Reproductive system: Genitalia has a long, slender penis. Penial sheath is short, about half of penis length. Internal wall of introverted penis with black to brown penial hooks. Vas deferens passes through a short section of penial sheath before connecting distally to penis. Vagina and free oviduct is short to long, vaginal hooks may be present. Gametolytic duct and sac may not extend as far as albumin gland. Seminal vesicle is present with about the same length from vesicle to talon.

==Species==

Perrottetia dermapyrrhosa

Up to 2013, all nominal species of Perrottetia were described over a century ago and were often based on brief descriptions with poorly detailed figures. Perrottetia was a poorly known genus with 27 nominal species prior to 2013. Zoologists described several new species of Perrottetia in 2013-2017.
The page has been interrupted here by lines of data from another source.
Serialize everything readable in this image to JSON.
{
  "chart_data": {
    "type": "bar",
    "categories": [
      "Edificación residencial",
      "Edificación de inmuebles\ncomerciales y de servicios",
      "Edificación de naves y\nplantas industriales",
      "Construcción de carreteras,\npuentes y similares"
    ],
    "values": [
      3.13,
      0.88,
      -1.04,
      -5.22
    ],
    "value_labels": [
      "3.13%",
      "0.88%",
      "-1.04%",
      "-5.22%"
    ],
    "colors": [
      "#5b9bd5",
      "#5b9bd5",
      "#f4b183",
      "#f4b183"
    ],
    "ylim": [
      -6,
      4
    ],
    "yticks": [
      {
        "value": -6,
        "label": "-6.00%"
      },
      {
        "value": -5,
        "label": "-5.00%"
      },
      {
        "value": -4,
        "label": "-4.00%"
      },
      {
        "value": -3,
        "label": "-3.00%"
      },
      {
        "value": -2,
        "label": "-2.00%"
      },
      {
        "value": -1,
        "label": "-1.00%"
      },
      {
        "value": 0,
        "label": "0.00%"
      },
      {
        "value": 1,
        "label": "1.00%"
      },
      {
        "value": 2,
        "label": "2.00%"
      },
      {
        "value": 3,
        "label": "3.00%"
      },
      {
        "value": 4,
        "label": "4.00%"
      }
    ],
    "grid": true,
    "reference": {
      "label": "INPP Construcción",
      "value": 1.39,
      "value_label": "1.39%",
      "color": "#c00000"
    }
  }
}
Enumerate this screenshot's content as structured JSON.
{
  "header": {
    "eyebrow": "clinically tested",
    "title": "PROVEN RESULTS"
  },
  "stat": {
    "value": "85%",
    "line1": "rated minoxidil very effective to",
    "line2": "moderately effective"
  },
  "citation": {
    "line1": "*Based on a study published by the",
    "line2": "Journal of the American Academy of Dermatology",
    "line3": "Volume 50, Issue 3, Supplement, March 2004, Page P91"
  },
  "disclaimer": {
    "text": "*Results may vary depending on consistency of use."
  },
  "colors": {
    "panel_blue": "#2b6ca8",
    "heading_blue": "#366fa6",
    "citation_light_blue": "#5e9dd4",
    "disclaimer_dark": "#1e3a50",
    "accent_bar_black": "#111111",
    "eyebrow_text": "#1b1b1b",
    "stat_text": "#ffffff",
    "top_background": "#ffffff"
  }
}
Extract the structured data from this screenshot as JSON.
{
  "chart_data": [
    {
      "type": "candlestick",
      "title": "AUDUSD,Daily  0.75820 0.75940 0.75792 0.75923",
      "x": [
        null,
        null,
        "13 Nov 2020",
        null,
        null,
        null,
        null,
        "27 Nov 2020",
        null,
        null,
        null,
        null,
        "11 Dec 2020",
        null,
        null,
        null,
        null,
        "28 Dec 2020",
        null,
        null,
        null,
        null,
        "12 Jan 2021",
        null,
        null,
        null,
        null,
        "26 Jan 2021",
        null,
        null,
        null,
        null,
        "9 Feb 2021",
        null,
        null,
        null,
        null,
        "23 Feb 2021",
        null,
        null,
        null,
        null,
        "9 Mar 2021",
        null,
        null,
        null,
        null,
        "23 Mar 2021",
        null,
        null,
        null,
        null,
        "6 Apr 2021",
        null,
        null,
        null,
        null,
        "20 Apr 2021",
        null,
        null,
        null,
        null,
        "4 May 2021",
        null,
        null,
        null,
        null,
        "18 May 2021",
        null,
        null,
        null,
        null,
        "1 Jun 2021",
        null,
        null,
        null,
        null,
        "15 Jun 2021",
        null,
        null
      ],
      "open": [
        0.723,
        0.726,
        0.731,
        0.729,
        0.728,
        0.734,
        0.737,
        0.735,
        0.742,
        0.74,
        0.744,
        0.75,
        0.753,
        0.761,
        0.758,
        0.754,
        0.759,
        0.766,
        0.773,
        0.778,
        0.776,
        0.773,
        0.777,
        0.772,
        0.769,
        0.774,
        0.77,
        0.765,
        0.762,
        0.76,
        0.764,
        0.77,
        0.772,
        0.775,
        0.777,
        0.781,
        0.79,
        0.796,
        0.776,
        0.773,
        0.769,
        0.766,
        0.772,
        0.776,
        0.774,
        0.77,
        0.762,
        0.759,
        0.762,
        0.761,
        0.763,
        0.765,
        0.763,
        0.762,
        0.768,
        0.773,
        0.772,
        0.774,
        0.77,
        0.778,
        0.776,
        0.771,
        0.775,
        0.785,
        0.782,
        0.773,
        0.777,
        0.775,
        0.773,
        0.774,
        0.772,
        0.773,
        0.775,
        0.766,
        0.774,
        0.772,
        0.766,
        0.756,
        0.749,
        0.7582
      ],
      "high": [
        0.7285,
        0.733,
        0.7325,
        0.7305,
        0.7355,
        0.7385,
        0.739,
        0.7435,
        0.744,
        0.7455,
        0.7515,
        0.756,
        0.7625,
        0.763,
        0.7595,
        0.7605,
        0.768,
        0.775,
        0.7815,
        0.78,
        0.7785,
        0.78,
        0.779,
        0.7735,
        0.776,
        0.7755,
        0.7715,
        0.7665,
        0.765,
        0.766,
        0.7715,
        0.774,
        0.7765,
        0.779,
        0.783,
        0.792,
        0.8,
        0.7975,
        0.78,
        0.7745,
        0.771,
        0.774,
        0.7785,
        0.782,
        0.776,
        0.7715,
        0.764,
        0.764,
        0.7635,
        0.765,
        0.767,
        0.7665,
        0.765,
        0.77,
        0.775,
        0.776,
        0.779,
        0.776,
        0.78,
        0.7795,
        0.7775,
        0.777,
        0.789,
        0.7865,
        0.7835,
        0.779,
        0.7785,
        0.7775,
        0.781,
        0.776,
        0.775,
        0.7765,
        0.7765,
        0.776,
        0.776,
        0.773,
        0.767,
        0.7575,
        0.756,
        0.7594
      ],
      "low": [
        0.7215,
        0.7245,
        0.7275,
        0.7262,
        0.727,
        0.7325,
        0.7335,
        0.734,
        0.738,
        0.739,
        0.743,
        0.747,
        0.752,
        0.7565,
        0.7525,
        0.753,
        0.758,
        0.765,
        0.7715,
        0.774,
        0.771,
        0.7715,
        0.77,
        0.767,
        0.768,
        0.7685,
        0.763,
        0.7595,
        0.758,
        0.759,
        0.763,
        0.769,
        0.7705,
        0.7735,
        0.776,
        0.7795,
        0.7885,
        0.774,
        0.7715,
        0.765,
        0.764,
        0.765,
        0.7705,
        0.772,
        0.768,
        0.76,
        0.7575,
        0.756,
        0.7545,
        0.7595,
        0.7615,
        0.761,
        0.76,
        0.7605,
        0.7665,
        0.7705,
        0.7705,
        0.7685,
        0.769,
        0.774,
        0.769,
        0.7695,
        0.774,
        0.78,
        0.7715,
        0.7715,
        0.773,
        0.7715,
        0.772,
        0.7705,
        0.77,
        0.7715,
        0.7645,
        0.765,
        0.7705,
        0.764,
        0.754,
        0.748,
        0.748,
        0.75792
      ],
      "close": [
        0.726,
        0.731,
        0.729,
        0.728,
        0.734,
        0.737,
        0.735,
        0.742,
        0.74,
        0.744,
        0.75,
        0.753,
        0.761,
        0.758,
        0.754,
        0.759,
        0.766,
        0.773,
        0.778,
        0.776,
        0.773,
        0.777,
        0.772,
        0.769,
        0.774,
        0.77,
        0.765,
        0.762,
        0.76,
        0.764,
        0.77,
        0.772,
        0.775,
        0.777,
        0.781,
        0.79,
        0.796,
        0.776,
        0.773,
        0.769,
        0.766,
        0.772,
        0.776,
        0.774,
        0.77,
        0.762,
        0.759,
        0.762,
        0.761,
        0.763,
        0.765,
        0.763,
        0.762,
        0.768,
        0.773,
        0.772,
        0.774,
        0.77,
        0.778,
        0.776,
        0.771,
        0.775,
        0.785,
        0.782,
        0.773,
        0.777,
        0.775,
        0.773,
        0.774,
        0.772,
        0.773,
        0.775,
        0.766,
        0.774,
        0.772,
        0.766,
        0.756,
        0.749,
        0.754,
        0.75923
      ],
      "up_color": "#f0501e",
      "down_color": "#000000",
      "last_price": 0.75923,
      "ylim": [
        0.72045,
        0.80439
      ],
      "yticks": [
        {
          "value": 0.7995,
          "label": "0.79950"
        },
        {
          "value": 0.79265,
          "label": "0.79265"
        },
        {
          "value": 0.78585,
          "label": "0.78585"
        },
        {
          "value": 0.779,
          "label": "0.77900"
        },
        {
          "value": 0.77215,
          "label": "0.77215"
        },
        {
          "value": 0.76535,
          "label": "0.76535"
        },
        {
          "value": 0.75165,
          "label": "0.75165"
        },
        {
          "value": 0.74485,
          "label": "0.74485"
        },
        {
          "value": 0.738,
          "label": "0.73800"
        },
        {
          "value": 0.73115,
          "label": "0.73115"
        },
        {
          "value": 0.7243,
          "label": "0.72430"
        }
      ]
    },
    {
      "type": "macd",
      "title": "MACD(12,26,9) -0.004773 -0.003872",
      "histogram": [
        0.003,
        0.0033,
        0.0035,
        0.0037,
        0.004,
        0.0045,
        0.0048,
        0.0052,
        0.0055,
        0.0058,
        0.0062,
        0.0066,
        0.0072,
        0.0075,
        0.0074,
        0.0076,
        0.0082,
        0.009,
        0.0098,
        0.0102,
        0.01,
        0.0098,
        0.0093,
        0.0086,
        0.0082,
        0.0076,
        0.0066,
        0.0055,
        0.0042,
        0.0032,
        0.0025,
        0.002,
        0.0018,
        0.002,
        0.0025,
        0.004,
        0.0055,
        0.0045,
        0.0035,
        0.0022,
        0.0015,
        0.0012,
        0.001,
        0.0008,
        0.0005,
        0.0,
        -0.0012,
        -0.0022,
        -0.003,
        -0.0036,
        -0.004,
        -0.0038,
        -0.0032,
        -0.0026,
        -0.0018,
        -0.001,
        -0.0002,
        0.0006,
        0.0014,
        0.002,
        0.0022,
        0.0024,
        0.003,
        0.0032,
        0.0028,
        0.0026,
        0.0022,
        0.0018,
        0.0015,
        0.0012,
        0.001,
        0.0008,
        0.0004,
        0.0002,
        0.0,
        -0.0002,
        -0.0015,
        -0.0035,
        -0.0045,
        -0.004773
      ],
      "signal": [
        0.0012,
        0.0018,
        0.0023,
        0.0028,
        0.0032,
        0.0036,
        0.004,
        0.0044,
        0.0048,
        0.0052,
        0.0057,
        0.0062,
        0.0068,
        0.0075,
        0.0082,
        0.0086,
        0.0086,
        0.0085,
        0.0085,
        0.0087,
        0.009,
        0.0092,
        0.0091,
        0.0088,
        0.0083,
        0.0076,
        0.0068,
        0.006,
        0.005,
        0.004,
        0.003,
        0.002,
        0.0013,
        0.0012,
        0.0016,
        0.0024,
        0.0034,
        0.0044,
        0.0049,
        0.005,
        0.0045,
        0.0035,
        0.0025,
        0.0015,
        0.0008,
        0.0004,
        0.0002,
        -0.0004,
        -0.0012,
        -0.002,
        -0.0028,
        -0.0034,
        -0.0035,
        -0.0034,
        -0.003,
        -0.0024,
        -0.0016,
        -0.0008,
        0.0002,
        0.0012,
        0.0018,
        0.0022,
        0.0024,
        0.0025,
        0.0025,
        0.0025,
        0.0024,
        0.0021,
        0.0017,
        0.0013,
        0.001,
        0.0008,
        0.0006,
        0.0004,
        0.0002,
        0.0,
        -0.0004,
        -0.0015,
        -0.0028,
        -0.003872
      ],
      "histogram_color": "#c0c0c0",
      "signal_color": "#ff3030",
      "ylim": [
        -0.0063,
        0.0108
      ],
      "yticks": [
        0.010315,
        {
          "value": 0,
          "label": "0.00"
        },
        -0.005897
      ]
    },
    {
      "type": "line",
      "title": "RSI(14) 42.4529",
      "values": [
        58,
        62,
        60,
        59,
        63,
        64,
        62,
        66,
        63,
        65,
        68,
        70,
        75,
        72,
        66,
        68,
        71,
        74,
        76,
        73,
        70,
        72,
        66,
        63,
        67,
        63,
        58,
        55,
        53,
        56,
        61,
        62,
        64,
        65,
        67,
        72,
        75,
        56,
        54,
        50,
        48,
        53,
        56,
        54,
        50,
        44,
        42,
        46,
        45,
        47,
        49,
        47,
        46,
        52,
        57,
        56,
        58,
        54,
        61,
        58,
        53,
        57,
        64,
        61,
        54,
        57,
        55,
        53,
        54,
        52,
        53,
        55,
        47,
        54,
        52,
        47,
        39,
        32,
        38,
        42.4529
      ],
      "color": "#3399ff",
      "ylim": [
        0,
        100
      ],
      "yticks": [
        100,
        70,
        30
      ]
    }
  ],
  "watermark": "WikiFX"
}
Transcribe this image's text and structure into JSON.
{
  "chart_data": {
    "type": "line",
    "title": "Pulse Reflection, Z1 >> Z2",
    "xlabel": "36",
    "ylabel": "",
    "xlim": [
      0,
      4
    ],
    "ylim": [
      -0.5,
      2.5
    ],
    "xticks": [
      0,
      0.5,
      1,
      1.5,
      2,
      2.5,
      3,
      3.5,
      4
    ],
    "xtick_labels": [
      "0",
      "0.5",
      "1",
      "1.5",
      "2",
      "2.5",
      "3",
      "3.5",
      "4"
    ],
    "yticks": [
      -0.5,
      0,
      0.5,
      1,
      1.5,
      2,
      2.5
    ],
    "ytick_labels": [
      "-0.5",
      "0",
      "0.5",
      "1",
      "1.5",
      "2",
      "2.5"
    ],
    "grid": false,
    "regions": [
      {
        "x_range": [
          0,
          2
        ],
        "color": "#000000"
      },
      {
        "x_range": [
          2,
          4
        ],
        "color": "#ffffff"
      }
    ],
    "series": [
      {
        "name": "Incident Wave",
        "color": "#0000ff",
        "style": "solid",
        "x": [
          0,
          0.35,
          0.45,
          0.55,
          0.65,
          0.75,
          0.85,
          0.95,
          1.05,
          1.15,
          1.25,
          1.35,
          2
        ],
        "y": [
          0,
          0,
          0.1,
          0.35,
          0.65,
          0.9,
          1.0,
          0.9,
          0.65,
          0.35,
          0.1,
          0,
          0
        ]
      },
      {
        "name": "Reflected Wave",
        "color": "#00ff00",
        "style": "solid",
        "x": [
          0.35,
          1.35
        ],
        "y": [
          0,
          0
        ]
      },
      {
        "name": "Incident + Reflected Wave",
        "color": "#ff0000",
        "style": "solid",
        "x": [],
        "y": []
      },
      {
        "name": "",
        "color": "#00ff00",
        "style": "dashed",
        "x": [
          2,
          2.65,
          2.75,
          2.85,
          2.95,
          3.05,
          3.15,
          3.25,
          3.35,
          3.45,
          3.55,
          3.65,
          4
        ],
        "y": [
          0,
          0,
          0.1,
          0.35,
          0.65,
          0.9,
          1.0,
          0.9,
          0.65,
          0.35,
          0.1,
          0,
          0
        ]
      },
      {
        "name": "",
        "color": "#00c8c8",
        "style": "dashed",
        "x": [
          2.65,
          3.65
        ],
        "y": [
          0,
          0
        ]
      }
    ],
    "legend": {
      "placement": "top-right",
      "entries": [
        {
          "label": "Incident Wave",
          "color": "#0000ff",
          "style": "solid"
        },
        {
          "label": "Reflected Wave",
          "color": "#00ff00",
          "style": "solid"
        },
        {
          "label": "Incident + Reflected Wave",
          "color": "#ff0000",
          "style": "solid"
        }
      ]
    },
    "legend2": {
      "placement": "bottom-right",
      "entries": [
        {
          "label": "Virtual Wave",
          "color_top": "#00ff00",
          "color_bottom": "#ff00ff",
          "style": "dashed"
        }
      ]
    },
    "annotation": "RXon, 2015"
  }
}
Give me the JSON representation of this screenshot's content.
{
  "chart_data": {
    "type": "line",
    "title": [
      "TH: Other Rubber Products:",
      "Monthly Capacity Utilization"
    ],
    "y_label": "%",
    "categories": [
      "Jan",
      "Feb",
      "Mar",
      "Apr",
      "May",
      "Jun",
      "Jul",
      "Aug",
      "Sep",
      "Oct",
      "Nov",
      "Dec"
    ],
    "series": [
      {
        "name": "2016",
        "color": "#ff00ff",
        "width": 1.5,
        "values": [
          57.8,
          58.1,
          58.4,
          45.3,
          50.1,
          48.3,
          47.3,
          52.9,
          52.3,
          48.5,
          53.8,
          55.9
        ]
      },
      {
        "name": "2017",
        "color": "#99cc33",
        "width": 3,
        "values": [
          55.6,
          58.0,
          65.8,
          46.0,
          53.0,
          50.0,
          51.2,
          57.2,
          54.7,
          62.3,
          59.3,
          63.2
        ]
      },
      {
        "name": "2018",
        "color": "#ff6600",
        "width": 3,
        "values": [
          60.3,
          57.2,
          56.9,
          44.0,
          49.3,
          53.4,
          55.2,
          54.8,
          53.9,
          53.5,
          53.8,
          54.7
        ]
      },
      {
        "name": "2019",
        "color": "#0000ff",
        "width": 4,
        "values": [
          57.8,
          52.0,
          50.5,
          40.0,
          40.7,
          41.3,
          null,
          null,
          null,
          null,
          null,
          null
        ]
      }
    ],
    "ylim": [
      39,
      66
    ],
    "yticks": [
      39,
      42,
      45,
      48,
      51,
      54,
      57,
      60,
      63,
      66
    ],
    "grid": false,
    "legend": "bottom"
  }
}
Species within the genus Perrottetia include:
- Perrottetia aberrata (Souleyet, 1852)
- Perrottetia aquilonaris Siriboon & Panha, 2013
- Perrottetia beddomei (Blanford, 1899)
- Perrottetia canarica (W. T. Blanford, 1869)
- Perrottetia compressa (W. T. Blanford, 1881)
- Perrottetia concinnus (W. T. Blanford, 1881)
- Perrottetia cristatella (Möllendorff, 1901)
- Perrottetia daedalea (Bavay & Dautzenberg, 1908)
- Perrottetia dermapyrrhosa Siriboon & Panha, 2013
- Perrottetia dugasti (Morlet, 1892)
- Perrottetia footei (W. T. Blanford & H. F. Blanford, 1861)
- Perrottetia fruhstorferi (Möllendorff)
- Perrottetia gregoi Thach, 2018
- Perrottetia gudei (Fulton, 1915)
- Perrottetia heudei (Schmacker & Böttger, 1891)
- Perrottetia hongthinhae D.-S. Do, 2017
- Perrottetia mabillei (Bavay et Dautzenberg, 1903)
- Perrottetia megadentata Inkhavilay & Panha, 2016
- Perrottetia messageri (Bavay et Dautzenberg, 1908)
- Perrottetia namdongensis Bui & Do V. N., 2019
- Perrottetia oppidulum (Bavay et Dautzenberg, 1908)
- Perrottetia perrotteti (Petit de la Saussaye, 1841) - type species of the genus Perrottetia
- Perrottetia personatus (W. T. Blanford, 1881)
- Perrottetia phuphamanensis Siriboon & Panha, 2013
- Perrottetia pronus (W. T. Blanford, 1881)
- Perrottetia ravanae (W. T. Blanford, 1899)
- Perrottetia scalptus (W. T. Blanford, 1899)
- Perrottetia simoniana (Heude, 1890)
- Perrottetia subacutus (W. T. Blanford, 1899)
- Perrottetia thachi F. Huber, 2018
- Perrottetia theobaldi (Benson, 1859)
- Perrottetia unidentata Inkhavilay & Panha, 2016
- Perrottetia watsoni (Blanford, 1860)
- Synonyms
- Perrottetia aquilonaria Siriboon & Panha, 2013: synonym of Perrottetia aquilonaris Siriboon & Panha, 2013 (incorrect original spelling)
- Perrottetia daedaleus (Bavay & Dautzenberg, 1909): synonym of Perrottetia daedalea (Bavay & Dautzenberg, 1909) (wrong gender agreement of specific epithet)
- Perrottetia siamensis (L. Pfeiffer, 1862): synonym of Oophana siamensis (L. Pfeiffer, 1862) (unaccepted combination)

==Ecology==
Some South Asian species of Perrottetia were discovered at high altitudes up to 4000 m above mean sea level.

Species in the genus Perrottetia are carnivorous.